Back in 2014, I wrote about a dozen album reviews for a website called Buzz and Howl, which was subsequently hacked and disappeared into the ether. This is the third in a series of posts intended to preserve that work, unedited.
Peter Matthew Bauer, Liberation!
After a decade and a half as a sideman in the Walkmen, Peter Matthew Bauer has released his solo debut, trading his bass and organ for a guitar and a microphone. Just reading through the track titles gives you an indication of the world- and culture-hopping exoticism Bauer hopes to impart with the album. “Philadelphia Raga,” “Istanbul Field Recording,” and “Irish Wake in Varanasi” are the three most blatant place-name dropping titles. But almost every other title here gestures towards the elements of Eastern religion associated with psychedelic rock ever since Brian Jones picked up a sitar and the Beatles spent a few months meditating with the Maharishi: “I Was Born in an Ashram,” “Shiva the Destroyer,” the Hare Krishna-taunting “Shaved Heads & Pony Tails.” Even “Fortune Tellers,” “Scientology Airplane Conversations,” and “You are the Chapel” are titles that deploy signifiers of spiritual alternatives to Western organized religion. And the album is called Liberation!.
The title track has a wide-eyed and exuberant Paul Simon-y vibe. If it had been recorded thirty years ago, it probably already would have made it onto a Wes Anderson soundtrack. Paul Simon and Wes Anderson are two white American guys that have been accused of exploiting foreign cultures to bring a little something exotic into their art. Simon’s album Graceland, which he recorded in South Africa, was controversial for many political reasons related to Apartheid and the cultural boycott surrounding it, but it also struck some people as distasteful that he had written new lyrics to the melody of a traditional Zulu wedding song and, in one instance, sang right over the top of a local band’s instrumental (The Boyoyo Boys, “Gumboots”). And Wes Anderson seemed unaware that his film The Darjeeling Limited was a portrait of Ugly Americans running roughshod through India. The film itself seems uncritical of the way its characters appropriate surface aspects of local religious practices without attempting to understand their meanings.
To my ears, Liberation! avoids any such ethical complications. It is, instead, one man’s attempt to reckon with the legacy of the spiritual culture he was raised in and the world he now finds himself in. And maybe how the two relate. Bauer sings, “You’ve got a lot to answer for,” and later, with repetition and emphasis, “Let’s leave it behind!” on the opening track, “I Was Born in Ashram.” He has said that the lyrics are about teenage summers spent living in an ashram: “...[A] lot of unsavory business rose up around the ashram, so some of the songs relate to that… all this negative stuff arises, and yet, so many of these people are having these very strange, authentic spiritual experiences.”

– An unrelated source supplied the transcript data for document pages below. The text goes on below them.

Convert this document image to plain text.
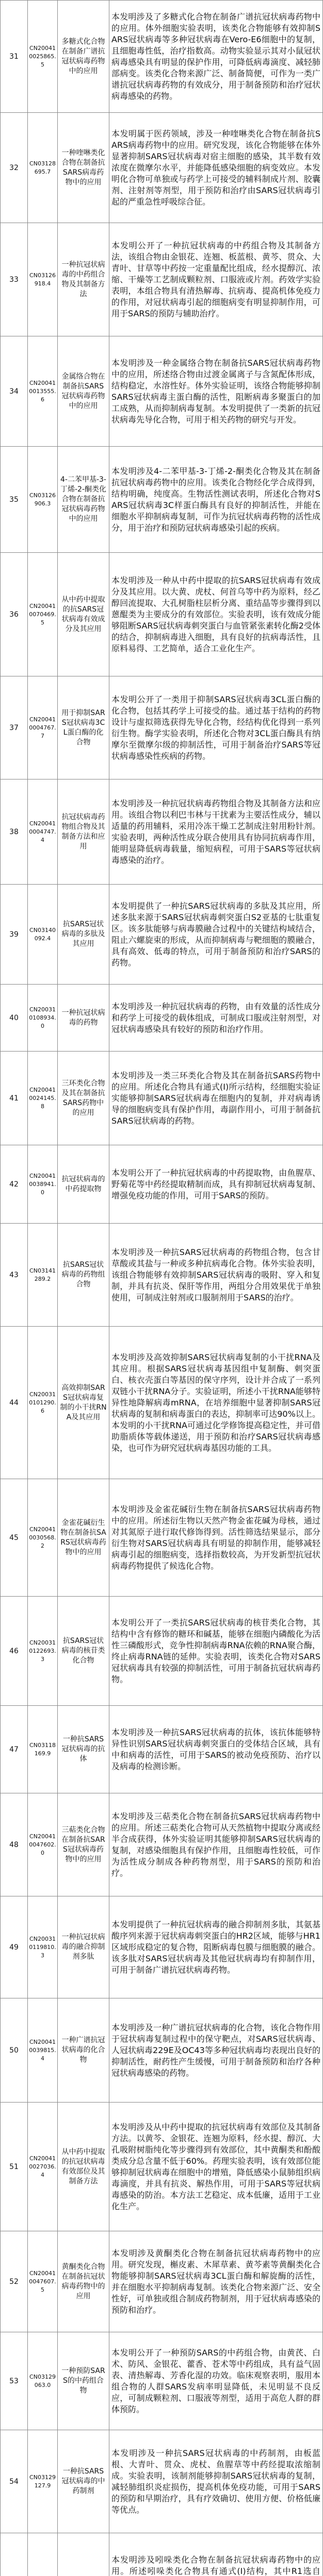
31
CN200410025865.5
多糖式化合物在制备广谱抗冠状病毒药物中的应用
本发明涉及了多糖式化合物在制备广谱抗冠状病毒药物中的应用。体外细胞实验表明，该类化合物能够有效抑制SARS冠状病毒等多种冠状病毒在Vero-E6细胞中的复制，且细胞毒性低，治疗指数高。动物实验显示其对小鼠冠状病毒感染具有明显的保护作用，可降低病毒滴度、减轻肺部病变。该类化合物来源广泛、制备简便，可作为一类广谱抗冠状病毒药物的有效成分，用于制备预防和治疗冠状病毒感染的药物。
32
CN03128695.7
一种喹啉类化合物在制备抗SARS病毒药物中的应用
本发明属于医药领域，涉及一种喹啉类化合物在制备抗SARS病毒药物中的应用。研究发现，该化合物能够在体外显著抑制SARS冠状病毒对宿主细胞的感染，其半数有效浓度在微摩尔水平，并能降低感染细胞的病变效应。本发明化合物可单独或与药学上可接受的辅料制成片剂、胶囊剂、注射剂等剂型，用于预防和治疗由SARS冠状病毒引起的严重急性呼吸综合征。
33
CN03126918.4
一种抗冠状病毒的中药组合物及其制备方法
本发明公开了一种抗冠状病毒的中药组合物及其制备方法，该组合物由金银花、连翘、板蓝根、黄芩、贯众、大青叶、甘草等中药按一定重量配比组成，经水提醇沉、浓缩、干燥等工艺制成颗粒剂、口服液或片剂。药效学实验表明，本组合物具有清热解毒、抗病毒、提高机体免疫力的作用，对冠状病毒引起的细胞病变有明显抑制作用，可用于SARS的预防与辅助治疗。
34
CN200410013555.6
金属络合物在制备抗SARS冠状病毒药物中的应用
本发明涉及一种金属络合物在制备抗SARS冠状病毒药物中的应用，所述络合物由过渡金属离子与含氮配体形成，结构稳定，水溶性好。体外实验证明，该络合物能够抑制SARS冠状病毒主蛋白酶的活性，阻断病毒多聚蛋白的加工成熟，从而抑制病毒复制。本发明提供了一类新的抗冠状病毒先导化合物，可用于相关药物的研究与开发。
35
CN03126906.3
4-二苯甲基-3-丁烯-2-酮类化合物在制备抗冠状病毒药物中的应用
本发明涉及4-二苯甲基-3-丁烯-2-酮类化合物及其在制备抗冠状病毒药物中的应用。该类化合物经化学合成得到，结构明确，纯度高。生物活性测试表明，所述化合物对SARS冠状病毒3C样蛋白酶具有良好的抑制活性，并能在细胞水平抑制病毒复制，可作为抗冠状病毒药物的活性成分，用于治疗和预防冠状病毒感染引起的疾病。
36
CN200410070469.5
从中药中提取的抗SARS冠状病毒有效成分及其应用
本发明涉及一种从中药中提取的抗SARS冠状病毒有效成分及其应用。以大黄、虎杖、何首乌等中药为原料，经乙醇回流提取、大孔树脂柱层析分离、重结晶等步骤得到以蒽醌类为主要成分的有效部位。实验表明，该有效成分能够阻断SARS冠状病毒刺突蛋白与血管紧张素转化酶2受体的结合，抑制病毒进入细胞，具有良好的抗病毒活性，且原料易得、工艺简单，适合工业化生产。
37
CN200410004767.7
用于抑制SARS冠状病毒3CL蛋白酶的化合物
本发明公开了一类用于抑制SARS冠状病毒3CL蛋白酶的化合物，包括其药学上可接受的盐。通过基于结构的药物设计与虚拟筛选获得先导化合物，经结构优化得到一系列衍生物。酶学实验表明，所述化合物对3CL蛋白酶具有纳摩尔至微摩尔级的抑制活性，可用于制备治疗SARS等冠状病毒感染性疾病的药物。
38
CN200410004747.4
抗冠状病毒药物组合物及其制备方法和应用
本发明涉及一种抗冠状病毒药物组合物及其制备方法和应用。该组合物以利巴韦林与干扰素为主要活性成分，辅以适量的药用辅料，采用冷冻干燥工艺制成注射用粉针剂。实验表明，两种活性成分联合使用具有协同抗病毒作用，能明显降低病毒载量，缩短病程，可用于SARS等冠状病毒感染的治疗。
39
CN03140092.4
抗SARS冠状病毒的多肽及其应用
本发明提供了一种抗SARS冠状病毒的多肽及其应用，所述多肽来源于SARS冠状病毒刺突蛋白S2亚基的七肽重复区。该多肽能够与病毒膜融合过程中的关键结构域结合，阻止六螺旋束的形成，从而抑制病毒与靶细胞的膜融合，具有高效、低毒的特点，可用于制备预防和治疗SARS的药物。
40
CN200310108934.0
一种抗冠状病毒的药物
本发明涉及一种抗冠状病毒的药物，由有效量的活性成分和药学上可接受的载体组成，可制成口服或注射剂型，对冠状病毒感染具有较好的预防和治疗作用。
41
CN200410024145.8
三环类化合物及其在制备抗SARS药物中的应用
本发明涉及一类三环类化合物及其在制备抗SARS药物中的应用。所述化合物具有通式(I)所示结构，经细胞实验证实能够抑制SARS冠状病毒在细胞内的复制，并对病毒诱导的细胞病变具有保护作用，毒副作用小，可用于制备抗SARS冠状病毒的药物。
42
CN200410038941.0
抗冠状病毒的中药提取物
本发明公开了一种抗冠状病毒的中药提取物，由鱼腥草、野菊花等中药经提取精制而成，具有抑制冠状病毒复制、增强免疫功能的作用，可用于SARS的预防。
43
CN03141289.2
抗SARS冠状病毒的药物组合物
本发明涉及一种抗SARS冠状病毒的药物组合物，包含甘草酸或其盐与一种或多种抗病毒化合物。体外实验表明，该组合物能够有效抑制SARS冠状病毒的吸附、穿入和复制，并具有抗炎、保肝等作用，两组分合用效果优于单独使用，可制成注射剂或口服制剂用于SARS的治疗。
44
CN200310101290.6
高效抑制SARS冠状病毒复制的小干扰RNA及其应用
本发明涉及高效抑制SARS冠状病毒复制的小干扰RNA及其应用。根据SARS冠状病毒基因组中复制酶、刺突蛋白、核衣壳蛋白等基因的保守序列，设计并合成了一系列双链小干扰RNA分子。实验证明，所述小干扰RNA能够特异性地降解病毒mRNA，在培养细胞中显著抑制SARS冠状病毒的复制和病毒蛋白的表达，抑制率可达90%以上。本发明的小干扰RNA可通过化学修饰提高稳定性，并可借助脂质体等载体递送，用于预防和治疗SARS冠状病毒感染，也可作为研究冠状病毒基因功能的工具。
45
CN200410030568.2
金雀花碱衍生物在制备抗SARS冠状病毒药物中的应用
本发明涉及金雀花碱衍生物在制备抗SARS冠状病毒药物中的应用。所述衍生物以天然产物金雀花碱为母核，通过对其氮原子进行取代修饰得到。活性筛选结果显示，部分衍生物对SARS冠状病毒具有明显的抑制作用，能够减轻病毒引起的细胞病变，选择指数较高，为开发新型抗冠状病毒药物提供了候选化合物。
46
CN200310122693.3
抗SARS冠状病毒的核苷类化合物
本发明公开了一类抗SARS冠状病毒的核苷类化合物，其结构中含有修饰的糖环和碱基，能够在细胞内磷酸化为活性三磷酸形式，竞争性抑制病毒RNA依赖的RNA聚合酶，终止病毒RNA链的延伸。实验表明，该类化合物对SARS冠状病毒具有较强的抑制活性，可用于制备抗冠状病毒药物。
47
CN03118169.9
一种抗SARS冠状病毒的抗体
本发明涉及一种抗SARS冠状病毒的抗体，该抗体能够特异性识别SARS冠状病毒刺突蛋白的受体结合区域，具有中和病毒的活性，可用于SARS的被动免疫预防、治疗以及病毒的检测诊断。
48
CN200410047602.0
三萜类化合物在制备抗SARS冠状病毒药物中的应用
本发明涉及三萜类化合物在制备抗SARS冠状病毒药物中的应用。所述三萜类化合物可从天然植物中提取分离或经半合成获得，体外实验证明其能够抑制SARS冠状病毒的复制，对感染细胞具有保护作用，且细胞毒性较低，可作为活性成分制成各种药物剂型，用于SARS的预防和治疗。
49
CN200310119810.3
一种抗冠状病毒的融合抑制剂多肽
本发明提供了一种抗冠状病毒的融合抑制剂多肽，其氨基酸序列来源于冠状病毒刺突蛋白的HR2区域，能够与HR1区域形成稳定的复合物，阻断病毒包膜与细胞膜的融合。该多肽对SARS冠状病毒及其他冠状病毒均有抑制作用，可用于制备广谱抗冠状病毒药物。
50
CN200410039815.4
一种广谱抗冠状病毒的化合物
本发明涉及一种广谱抗冠状病毒的化合物，该化合物作用于冠状病毒复制过程中的保守靶点，对SARS冠状病毒、人冠状病毒229E及OC43等多种冠状病毒均表现出良好的抑制活性，耐药性产生缓慢，可用于制备预防和治疗各种冠状病毒感染的药物。
51
CN200410027036.4
从中药中提取的抗冠状病毒有效部位及其制备方法
本发明涉及从中药中提取的抗冠状病毒有效部位及其制备方法。以黄芩、金银花、连翘为原料，经水提、醇沉、大孔吸附树脂纯化等步骤得到有效部位，其中黄酮类和酚酸类成分总含量不低于60%。药理实验表明，该有效部位能够抑制冠状病毒在细胞中的增殖，降低感染小鼠肺组织病毒滴度，并具有抗炎、解热作用，可用于SARS等冠状病毒感染的防治。本方法工艺稳定、成本低廉，适用于工业化生产。
52
CN200410047607.5
黄酮类化合物在制备抗冠状病毒药物中的应用
本发明涉及黄酮类化合物在制备抗冠状病毒药物中的应用。研究发现，槲皮素、木犀草素、黄芩素等黄酮类化合物能够抑制SARS冠状病毒3CL蛋白酶和解旋酶的活性，并在细胞水平抑制病毒复制。该类化合物来源广泛、安全性好，可单独或组合制成药物制剂，用于冠状病毒感染的预防和治疗。
53
CN03129063.0
一种预防SARS的中药组合物
本发明公开了一种预防SARS的中药组合物，由黄芪、白术、防风、金银花、藿香、苍术等中药组成，具有益气固表、清热解毒、芳香化湿的功效。临床观察表明，服用本组合物的人群SARS发病率明显降低，未见明显不良反应，可制成颗粒剂、口服液等剂型，适用于高危人群的群体预防。
54
CN03129127.9
一种抗SARS冠状病毒的中药制剂
本发明涉及一种抗SARS冠状病毒的中药制剂，由板蓝根、大青叶、贯众、虎杖、鱼腥草等中药经提取浓缩制成。实验表明，该制剂能够抑制SARS冠状病毒的复制，减轻肺组织炎症损伤，提高机体免疫功能，可用于SARS的预防和早期治疗，具有疗效确切、使用方便、价格低廉等优点。
本发明涉及吲哚类化合物在制备抗冠状病毒药物中的应用。所述吲哚类化合物具有通式(I)结构，其中R1选自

Other tracks simply reflect the world-hopping a longtime member of a touring rock band is likely to have done. “Istanbul Field Recording” very well may be one: as a lo-fi presentation of a solo piano piece, it sounds unlike anything else on the record, giving us a nice resting place for a few minutes before the last leg of the record launches into being with another big, optimistic tune. It also reflects back to another meditative moment, earlier in the record. “Philadelphia Raga” begins with over a minute and a half of quiet, solo acoustic guitar, before a song, driven by a strummed acoustic, fades almost imperceptibly into being. The album is full of nice musical touches like this, and--along with the depth of experience being worked through lyrically--makes it a set of songs you’ll be continue to be surprised and enriched by each time you revisit them. Buy this record: it makes you feel good to listen to it.